Dobler and colleagues performed a retrospective cohort study of health care workers at the Mayo Clinic in Rochester, Minnesota, who were tested for TB between Jan. 1, 1998, and May 31, 2014. All of the workers in the study were screened using tuberculin skin testing.

A total of 40,142 health care workers underwent testing, the researchers reported. Of these, only 123 had a conversion during the study period. Of the health care workers who converted, only 7% (n = 9) were suspected to have been exposed to TB at work. None of them developed an active case of TB.

Among those who had a tuberculin skin test conversion, most (66%) tested negative with the QuantiFERON-TB Gold test at the time of conversion, Dobler and colleagues wrote.

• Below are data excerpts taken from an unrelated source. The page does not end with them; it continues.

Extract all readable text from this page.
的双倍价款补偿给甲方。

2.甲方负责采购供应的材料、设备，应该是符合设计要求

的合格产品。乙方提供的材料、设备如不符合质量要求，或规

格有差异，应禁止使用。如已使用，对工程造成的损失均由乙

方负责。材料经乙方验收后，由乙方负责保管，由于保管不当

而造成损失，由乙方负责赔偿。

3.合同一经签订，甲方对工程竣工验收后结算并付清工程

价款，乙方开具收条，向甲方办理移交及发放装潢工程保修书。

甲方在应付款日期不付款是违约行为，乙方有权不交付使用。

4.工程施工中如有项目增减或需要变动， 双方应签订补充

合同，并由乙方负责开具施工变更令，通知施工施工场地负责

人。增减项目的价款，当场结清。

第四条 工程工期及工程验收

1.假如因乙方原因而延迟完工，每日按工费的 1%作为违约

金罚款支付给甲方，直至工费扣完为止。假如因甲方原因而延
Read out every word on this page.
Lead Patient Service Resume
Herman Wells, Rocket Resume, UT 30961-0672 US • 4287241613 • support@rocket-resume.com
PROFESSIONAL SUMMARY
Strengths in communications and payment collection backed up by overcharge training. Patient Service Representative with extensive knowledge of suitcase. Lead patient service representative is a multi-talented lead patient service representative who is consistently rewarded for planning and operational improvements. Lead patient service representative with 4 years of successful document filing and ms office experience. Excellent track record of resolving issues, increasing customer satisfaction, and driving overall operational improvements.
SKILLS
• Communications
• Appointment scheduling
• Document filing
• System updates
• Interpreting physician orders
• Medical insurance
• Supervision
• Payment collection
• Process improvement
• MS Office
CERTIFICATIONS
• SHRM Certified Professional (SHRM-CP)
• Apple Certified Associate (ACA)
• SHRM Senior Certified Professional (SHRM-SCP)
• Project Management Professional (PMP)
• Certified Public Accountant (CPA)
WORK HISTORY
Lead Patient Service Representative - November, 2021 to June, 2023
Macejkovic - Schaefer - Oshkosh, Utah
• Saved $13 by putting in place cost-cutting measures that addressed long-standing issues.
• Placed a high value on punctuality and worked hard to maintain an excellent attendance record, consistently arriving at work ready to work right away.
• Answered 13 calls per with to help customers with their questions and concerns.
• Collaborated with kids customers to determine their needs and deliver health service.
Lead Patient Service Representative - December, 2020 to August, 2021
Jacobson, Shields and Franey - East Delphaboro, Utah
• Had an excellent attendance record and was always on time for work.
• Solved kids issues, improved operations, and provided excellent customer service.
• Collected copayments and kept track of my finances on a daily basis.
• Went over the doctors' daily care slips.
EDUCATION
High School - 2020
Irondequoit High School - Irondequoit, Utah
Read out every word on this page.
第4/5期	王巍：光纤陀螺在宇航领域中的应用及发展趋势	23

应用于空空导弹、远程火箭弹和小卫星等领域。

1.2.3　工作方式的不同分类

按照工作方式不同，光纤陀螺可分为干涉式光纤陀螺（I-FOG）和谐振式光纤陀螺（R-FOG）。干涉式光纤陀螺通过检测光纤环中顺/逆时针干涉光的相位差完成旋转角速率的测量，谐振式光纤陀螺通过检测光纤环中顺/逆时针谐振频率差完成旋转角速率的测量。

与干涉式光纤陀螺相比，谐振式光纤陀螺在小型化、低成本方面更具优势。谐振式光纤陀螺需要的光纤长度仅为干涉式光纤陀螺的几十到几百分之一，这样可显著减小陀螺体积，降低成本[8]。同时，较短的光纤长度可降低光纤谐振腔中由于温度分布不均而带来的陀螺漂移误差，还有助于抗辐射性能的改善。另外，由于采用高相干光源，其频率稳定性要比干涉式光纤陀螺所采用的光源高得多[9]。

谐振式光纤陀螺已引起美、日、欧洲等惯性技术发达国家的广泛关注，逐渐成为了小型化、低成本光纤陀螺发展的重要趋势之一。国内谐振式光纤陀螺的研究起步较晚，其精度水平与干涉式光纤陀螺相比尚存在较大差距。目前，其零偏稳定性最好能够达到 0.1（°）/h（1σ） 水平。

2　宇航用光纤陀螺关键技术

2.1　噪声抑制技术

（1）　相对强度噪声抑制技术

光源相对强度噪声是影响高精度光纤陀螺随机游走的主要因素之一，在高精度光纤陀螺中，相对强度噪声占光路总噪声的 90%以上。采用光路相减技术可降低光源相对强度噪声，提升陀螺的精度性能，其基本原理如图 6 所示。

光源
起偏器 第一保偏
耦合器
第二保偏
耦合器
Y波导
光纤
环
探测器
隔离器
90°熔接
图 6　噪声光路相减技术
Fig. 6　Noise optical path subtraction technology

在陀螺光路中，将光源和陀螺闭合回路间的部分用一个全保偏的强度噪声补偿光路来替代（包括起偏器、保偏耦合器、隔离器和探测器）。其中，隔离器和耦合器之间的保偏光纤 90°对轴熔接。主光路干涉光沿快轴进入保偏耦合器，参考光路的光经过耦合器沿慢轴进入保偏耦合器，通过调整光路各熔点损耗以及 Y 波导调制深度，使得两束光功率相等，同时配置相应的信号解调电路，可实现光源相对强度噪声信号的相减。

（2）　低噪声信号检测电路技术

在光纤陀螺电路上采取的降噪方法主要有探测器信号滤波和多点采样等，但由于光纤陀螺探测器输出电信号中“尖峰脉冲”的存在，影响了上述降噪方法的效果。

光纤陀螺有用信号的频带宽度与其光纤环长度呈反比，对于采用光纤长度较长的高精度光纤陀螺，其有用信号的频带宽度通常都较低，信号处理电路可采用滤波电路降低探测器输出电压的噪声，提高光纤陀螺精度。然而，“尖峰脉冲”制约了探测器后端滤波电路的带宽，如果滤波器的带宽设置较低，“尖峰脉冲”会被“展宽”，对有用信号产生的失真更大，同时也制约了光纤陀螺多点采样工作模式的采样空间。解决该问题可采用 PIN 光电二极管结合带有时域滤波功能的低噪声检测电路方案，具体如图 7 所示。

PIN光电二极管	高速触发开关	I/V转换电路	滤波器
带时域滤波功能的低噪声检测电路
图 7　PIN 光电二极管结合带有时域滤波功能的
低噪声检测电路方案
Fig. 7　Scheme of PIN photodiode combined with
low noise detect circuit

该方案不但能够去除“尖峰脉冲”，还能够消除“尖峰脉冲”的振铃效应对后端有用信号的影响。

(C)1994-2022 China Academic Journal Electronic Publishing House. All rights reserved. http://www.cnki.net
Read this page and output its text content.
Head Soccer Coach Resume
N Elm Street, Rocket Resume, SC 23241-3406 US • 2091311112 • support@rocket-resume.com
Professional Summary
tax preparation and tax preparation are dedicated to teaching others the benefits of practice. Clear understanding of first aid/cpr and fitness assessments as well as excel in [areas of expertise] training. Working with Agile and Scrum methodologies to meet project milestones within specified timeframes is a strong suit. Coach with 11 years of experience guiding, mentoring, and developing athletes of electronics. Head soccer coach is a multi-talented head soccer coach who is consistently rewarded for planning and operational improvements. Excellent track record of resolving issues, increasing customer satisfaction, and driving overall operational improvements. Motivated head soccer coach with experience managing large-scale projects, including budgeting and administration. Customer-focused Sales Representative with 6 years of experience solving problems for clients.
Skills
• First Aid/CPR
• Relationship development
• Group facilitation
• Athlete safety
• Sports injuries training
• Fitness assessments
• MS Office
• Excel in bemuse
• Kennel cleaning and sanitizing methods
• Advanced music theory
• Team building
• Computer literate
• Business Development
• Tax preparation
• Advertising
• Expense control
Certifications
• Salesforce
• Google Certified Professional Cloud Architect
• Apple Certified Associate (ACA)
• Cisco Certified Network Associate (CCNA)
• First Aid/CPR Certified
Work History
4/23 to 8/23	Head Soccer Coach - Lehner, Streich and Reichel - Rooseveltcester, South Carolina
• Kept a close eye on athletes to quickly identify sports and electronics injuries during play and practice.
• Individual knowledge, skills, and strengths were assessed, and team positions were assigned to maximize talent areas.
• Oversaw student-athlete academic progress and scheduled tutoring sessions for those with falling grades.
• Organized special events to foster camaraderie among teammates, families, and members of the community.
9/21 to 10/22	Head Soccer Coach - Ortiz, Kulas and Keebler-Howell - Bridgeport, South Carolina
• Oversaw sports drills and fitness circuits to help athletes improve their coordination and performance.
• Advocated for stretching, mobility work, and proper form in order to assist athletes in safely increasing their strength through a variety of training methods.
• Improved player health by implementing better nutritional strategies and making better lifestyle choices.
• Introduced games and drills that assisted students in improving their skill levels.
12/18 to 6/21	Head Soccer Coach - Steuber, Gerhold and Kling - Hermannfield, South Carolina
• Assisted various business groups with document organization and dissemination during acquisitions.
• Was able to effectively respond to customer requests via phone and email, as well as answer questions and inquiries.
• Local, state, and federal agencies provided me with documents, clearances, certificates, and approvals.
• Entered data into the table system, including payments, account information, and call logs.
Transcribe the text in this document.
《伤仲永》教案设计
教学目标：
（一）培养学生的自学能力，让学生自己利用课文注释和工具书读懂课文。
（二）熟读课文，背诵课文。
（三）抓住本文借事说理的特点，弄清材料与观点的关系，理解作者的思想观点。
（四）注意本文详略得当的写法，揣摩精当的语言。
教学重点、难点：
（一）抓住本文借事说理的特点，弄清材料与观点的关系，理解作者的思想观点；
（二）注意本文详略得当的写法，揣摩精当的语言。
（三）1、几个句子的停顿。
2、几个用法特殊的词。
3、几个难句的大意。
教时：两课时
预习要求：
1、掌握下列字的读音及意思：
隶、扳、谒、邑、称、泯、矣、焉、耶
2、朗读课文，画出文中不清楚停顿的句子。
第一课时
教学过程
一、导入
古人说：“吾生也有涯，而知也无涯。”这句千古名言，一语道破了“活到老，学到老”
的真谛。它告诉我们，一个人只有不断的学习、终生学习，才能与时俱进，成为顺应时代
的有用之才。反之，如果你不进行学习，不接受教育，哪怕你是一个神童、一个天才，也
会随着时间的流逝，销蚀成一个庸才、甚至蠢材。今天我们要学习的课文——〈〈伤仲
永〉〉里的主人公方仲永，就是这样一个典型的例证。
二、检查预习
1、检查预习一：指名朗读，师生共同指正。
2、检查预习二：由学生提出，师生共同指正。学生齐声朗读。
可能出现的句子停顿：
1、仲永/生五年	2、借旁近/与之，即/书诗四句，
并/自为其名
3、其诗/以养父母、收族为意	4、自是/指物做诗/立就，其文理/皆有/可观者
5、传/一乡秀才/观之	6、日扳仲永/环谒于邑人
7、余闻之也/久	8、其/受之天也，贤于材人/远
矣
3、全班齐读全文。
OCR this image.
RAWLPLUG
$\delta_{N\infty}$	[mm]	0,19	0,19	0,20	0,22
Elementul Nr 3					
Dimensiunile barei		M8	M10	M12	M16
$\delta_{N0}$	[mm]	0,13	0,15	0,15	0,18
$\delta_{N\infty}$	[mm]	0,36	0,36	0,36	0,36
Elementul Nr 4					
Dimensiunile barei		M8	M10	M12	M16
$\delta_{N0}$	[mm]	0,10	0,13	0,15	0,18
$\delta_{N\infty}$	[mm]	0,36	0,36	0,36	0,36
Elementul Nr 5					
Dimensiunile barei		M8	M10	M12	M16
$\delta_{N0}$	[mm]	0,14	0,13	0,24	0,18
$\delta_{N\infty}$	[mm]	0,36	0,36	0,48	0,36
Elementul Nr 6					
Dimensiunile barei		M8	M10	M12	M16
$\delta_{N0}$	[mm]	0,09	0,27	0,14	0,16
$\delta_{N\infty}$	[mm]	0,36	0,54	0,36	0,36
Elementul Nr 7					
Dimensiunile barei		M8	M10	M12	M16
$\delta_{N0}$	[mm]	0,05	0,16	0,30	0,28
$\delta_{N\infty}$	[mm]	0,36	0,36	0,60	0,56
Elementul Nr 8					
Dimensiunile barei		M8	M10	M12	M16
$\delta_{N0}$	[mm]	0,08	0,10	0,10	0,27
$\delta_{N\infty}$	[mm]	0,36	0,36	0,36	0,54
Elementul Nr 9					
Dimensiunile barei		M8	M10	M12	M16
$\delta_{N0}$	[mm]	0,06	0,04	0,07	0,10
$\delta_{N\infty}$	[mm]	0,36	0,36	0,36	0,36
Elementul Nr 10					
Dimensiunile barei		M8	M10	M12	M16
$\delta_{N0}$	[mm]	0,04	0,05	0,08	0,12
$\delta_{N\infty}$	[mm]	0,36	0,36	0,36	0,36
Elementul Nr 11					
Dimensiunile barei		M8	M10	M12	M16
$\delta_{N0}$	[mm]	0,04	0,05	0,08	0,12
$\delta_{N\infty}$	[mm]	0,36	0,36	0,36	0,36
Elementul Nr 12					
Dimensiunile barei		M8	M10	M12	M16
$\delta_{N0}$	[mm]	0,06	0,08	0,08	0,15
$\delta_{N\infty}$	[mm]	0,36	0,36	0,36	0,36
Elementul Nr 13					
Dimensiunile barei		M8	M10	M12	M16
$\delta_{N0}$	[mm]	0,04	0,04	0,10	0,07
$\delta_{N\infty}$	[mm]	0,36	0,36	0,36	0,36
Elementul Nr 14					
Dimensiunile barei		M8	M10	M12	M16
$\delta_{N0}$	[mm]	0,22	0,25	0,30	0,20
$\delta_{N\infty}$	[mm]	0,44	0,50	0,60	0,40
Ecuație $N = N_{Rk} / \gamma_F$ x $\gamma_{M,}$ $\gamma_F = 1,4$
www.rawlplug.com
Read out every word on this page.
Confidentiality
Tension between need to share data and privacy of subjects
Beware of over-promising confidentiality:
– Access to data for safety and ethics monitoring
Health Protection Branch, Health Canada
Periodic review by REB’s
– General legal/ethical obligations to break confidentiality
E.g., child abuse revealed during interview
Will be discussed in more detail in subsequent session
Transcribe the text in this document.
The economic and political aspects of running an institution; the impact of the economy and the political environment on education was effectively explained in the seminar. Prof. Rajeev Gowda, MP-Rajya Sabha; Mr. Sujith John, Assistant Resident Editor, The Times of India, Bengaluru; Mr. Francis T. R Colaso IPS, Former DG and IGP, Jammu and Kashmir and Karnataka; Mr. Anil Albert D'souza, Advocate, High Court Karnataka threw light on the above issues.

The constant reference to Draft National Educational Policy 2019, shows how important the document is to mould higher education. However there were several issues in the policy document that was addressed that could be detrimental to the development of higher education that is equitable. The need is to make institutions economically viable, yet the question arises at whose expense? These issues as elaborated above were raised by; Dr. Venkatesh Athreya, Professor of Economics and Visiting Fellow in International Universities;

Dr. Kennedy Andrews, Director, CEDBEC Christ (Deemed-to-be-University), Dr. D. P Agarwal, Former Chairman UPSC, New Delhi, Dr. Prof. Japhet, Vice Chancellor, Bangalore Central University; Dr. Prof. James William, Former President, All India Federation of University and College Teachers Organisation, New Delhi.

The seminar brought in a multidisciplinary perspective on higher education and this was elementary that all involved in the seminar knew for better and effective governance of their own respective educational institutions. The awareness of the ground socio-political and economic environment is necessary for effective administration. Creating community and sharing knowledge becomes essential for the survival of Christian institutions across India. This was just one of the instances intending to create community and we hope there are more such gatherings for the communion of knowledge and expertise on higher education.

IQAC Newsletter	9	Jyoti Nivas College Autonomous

“In conclusion, based on the results of our study in a low-incidence setting of TB with a very low risk of nosocomial TB transmission, the [tuberculin skin test] seems to be an appropriate test with only a small proportion of conversions (a majority of which might not indicate true TB infection),” the researchers wrote. “In this setting, testing low-risk [health care workers] at baseline and when TB exposure occurs only, rather than at regular intervals, should be considered.” 


Dobler CC, et al. Clin Infect Dis. 2017;doi:10.1093/cid/cix861.